About Mark Robinson

About Mark Robinson


Mark Robinson is a writer, researcher, facilitator, strategist, coach, editor, and never bored.

Mark founded Thinking Practice when he left Arts Council England in 2010. Since 2010 he has worked with more than 100 organisations in the UK, Ireland, Canada, South Africa and Australia. He was born and brought up in Preston, Lancashire and has lived for more than 26 years in the parish of Preston-on-Tees in Eaglescliffe, Stockton-on-Tees.


The vision Mark bring to every room is of working with others to make culture that opens up rather than closes down possibilities. 

Mark was Executive Director of Arts Council England, North East, from 2005-2010, having joined the management team of Northern Arts in 2000. He was thus deeply involved in the massive cultural developments in North East England over this period, as well as being part of Arts Council England’s national Executive Board. Amongst his national roles for Arts Council England, he chaired Art Co Limited, the trading company which oversaw the phenomenal growth of Own Art and Take It Away, and led for Executive Board on the Turning Point strategy for visual arts and rural issues. He was previously Director of Arts & Humanities at the Centre for Lifelong Learning, University of Durham (1999-2000) where he researched and published on poetry, literature and education, arts and health, and community development. As Director of Cleveland Arts (1993-99) he set up the Teesside Arts in Education agency, amongst a wide variety of initiatives. Prior to this he worked as a freelance writer, literature development worker, writer-in-residence in a prison, directed the Writearound Festival and was an award-winning Head Chef in vegetarian catering. (He learnt a lot about leadership in a hot kitchen. As he often says, the cliche is not ‘if you can’t stand the heat stay out of the office.’)

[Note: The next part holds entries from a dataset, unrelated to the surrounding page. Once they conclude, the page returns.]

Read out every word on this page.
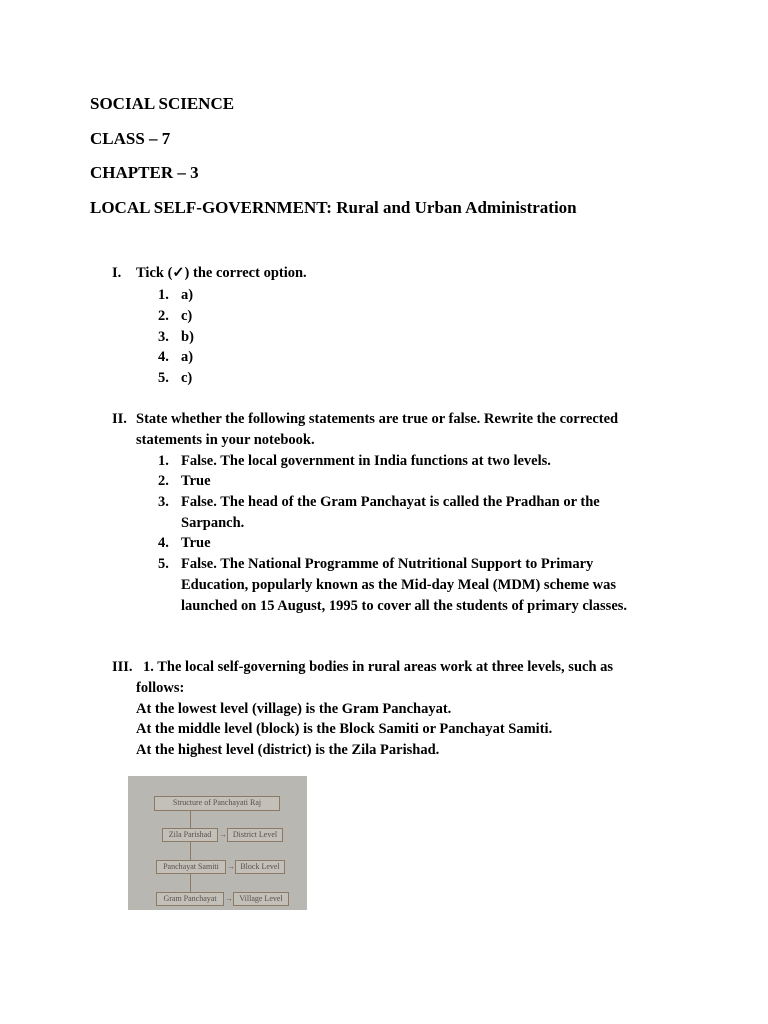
SOCIAL SCIENCE
CLASS – 7
CHAPTER – 3
LOCAL SELF-GOVERNMENT: Rural and Urban Administration
I. Tick (✓) the correct option.
1. a)
2. c)
3. b)
4. a)
5. c)
II. State whether the following statements are true or false. Rewrite the corrected
statements in your notebook.
1. False. The local government in India functions at two levels.
2. True
3. False. The head of the Gram Panchayat is called the Pradhan or the
Sarpanch.
4. True
5. False. The National Programme of Nutritional Support to Primary
Education, popularly known as the Mid-day Meal (MDM) scheme was
launched on 15 August, 1995 to cover all the students of primary classes.
III. 1. The local self-governing bodies in rural areas work at three levels, such as
follows:
At the lowest level (village) is the Gram Panchayat.
At the middle level (block) is the Block Samiti or Panchayat Samiti.
At the highest level (district) is the Zila Parishad.
Structure of Panchayati Raj
Zila Parishad → District Level
Panchayat Samiti	→ Block Level
Gram Panchayat	→ Village Level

He is also a widely published poet and critic, and Smokestack Books published How I Learned to Sing: New & Selected Poems in 2013. It was a New Writing North ‘Read Regional’ selection in 2014. 

In 2021 and 2022 Mark was commissioned to create poetry light works for Stellar Projects' major light event, Nightfall. You can even hire one of them

In 2016 he was commissioned to write ‘the Infinite Town’ a poem now carved into a large plinth on Stockton-on-Tees High Street. In 2017 a selection of poems was published in Bulgaria, in the anthology ‘Four Times North’, returning the favour of ‘A Balkan Exchange’ in 2008, which translated four leading Bulgarian poets into English. One of the poets, Georgi Gospodinov, won The Booker Prize 2023 for his novel Time Shelter. 

For 10 years he edited Scratch poetry magazine and press. Highlights included having a pamphlet he’d collated, folded and stapled by hand due to lack of money be shortlisted for Best First Collection by the Forward Prize for Poetry. (Seeing’s Believing, by Helen Kitson.)

Mark is a trustee of Unfolding Theatre. He is also a member of the Programme Impact and Influence Committee of Spirit of 2012.